A former British colony, Somaliland gained autonomy from Somalia in 1991 but has yet to gain membership to the United Nations. Around 2 million people, nearly half its population, have been affected by the drought.
Authorities in Somaliland, which borders Djibouti, Ethiopia, Somalia and the Gulf of Aden, say that 80 percent of the livestock has died and that people have left the driest areas and settled in camps where aid is delivered.
“There was no rain in my area; the livestock had nothing to eat,” Faduma Abdelahi, who has lived on windy plains for the last two months, told FRANCE 24. “The animals were hungry, they were weak, they could not move and they died. The drought just went on and on and on.”
Those in the camps receive about a hundred dollars a month from non-governmental organisations that is transferred to their mobile phones.
Mowlid Mudan, from Save the Children Somaliland, told FRANCE 24 that the camp where he works makes cash transfers to 770 families.
The vast majority of families in Somaliland depend on cattle to make a living. As so many animals have died, the market price of a goat in Burao — the capital of the Togdheer region and Somaliland’s second city — has tripled. Subsequently, sustainable living has become impossible for countless families.
“We stand at a critical point in history,” UN Emergency Relief Coordinator Stephen O’Brien told the UN Security Council in March, in reference to the risk of famine in Kenya, Yemen, South Sudan and Somalia. “Already at the beginning of the year we are facing the largest humanitarian crisis since the creation of the UN,” he added.
Somaliland’s foreign minister has blamed the international community’s refusal to recognise the state 26 years after it declared independence for the territory’s ailing economy.
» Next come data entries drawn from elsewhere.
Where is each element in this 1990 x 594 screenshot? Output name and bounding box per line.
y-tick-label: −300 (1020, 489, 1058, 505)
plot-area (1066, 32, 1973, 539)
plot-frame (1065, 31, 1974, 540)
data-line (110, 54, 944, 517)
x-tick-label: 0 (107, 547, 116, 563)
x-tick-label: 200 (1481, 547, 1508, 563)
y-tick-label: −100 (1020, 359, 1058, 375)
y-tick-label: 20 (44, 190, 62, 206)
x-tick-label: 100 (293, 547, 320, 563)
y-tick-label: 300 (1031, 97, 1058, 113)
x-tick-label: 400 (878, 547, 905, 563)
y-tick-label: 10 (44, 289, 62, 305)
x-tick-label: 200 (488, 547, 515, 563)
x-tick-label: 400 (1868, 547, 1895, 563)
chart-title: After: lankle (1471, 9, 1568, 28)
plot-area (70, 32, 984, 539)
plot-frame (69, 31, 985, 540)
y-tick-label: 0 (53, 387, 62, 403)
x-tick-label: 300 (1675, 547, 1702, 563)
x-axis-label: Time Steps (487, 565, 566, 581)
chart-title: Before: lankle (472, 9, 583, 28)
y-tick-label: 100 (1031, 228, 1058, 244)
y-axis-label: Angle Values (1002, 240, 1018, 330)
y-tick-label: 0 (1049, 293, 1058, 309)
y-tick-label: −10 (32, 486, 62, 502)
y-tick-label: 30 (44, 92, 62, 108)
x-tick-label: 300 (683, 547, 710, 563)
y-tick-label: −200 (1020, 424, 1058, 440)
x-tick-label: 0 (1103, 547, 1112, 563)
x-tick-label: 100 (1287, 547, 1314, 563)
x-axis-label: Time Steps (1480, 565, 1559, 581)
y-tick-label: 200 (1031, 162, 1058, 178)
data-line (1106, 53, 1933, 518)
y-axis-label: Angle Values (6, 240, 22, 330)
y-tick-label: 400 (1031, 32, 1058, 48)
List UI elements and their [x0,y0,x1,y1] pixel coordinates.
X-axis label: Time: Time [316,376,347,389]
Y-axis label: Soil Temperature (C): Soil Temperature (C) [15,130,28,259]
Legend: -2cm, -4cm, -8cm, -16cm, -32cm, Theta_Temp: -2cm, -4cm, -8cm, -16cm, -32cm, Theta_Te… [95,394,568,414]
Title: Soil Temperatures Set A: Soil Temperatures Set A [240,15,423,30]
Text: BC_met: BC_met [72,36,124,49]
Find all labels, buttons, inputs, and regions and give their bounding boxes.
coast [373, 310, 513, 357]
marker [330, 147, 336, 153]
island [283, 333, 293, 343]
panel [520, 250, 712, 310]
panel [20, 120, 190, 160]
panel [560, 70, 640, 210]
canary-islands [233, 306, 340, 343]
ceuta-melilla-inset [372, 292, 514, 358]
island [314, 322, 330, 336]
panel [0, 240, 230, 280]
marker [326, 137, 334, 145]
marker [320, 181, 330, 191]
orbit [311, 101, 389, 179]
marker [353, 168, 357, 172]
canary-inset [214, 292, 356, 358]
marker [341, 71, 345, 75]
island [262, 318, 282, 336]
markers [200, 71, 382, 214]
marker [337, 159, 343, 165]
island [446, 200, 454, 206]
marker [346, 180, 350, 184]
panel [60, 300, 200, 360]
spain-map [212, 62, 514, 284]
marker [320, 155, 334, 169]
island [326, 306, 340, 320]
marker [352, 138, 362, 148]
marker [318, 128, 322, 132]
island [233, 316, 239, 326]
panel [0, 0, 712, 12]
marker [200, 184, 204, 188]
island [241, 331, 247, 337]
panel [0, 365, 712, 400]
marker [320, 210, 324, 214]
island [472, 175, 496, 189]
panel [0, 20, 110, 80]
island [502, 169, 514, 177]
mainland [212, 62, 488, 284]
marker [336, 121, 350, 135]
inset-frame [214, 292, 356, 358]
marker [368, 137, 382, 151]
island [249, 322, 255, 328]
“Lack of recognition is proving a major problem,” Saad Ali Shire, Somaliland’s foreign minister, told The Guardian in May. “We do not receive bilateral aid. All aid goes to the third parties via the UN. If we were recognised, we could receive aid bilaterally, and attract international investors — so creating a more resilient economy that is less dependent on livestock.”
The country’s leaders believe that if they can persuade one swing state in the African Union, such as Ghana, to recognise the country, the rest of the international community would follow, according to The Guardian.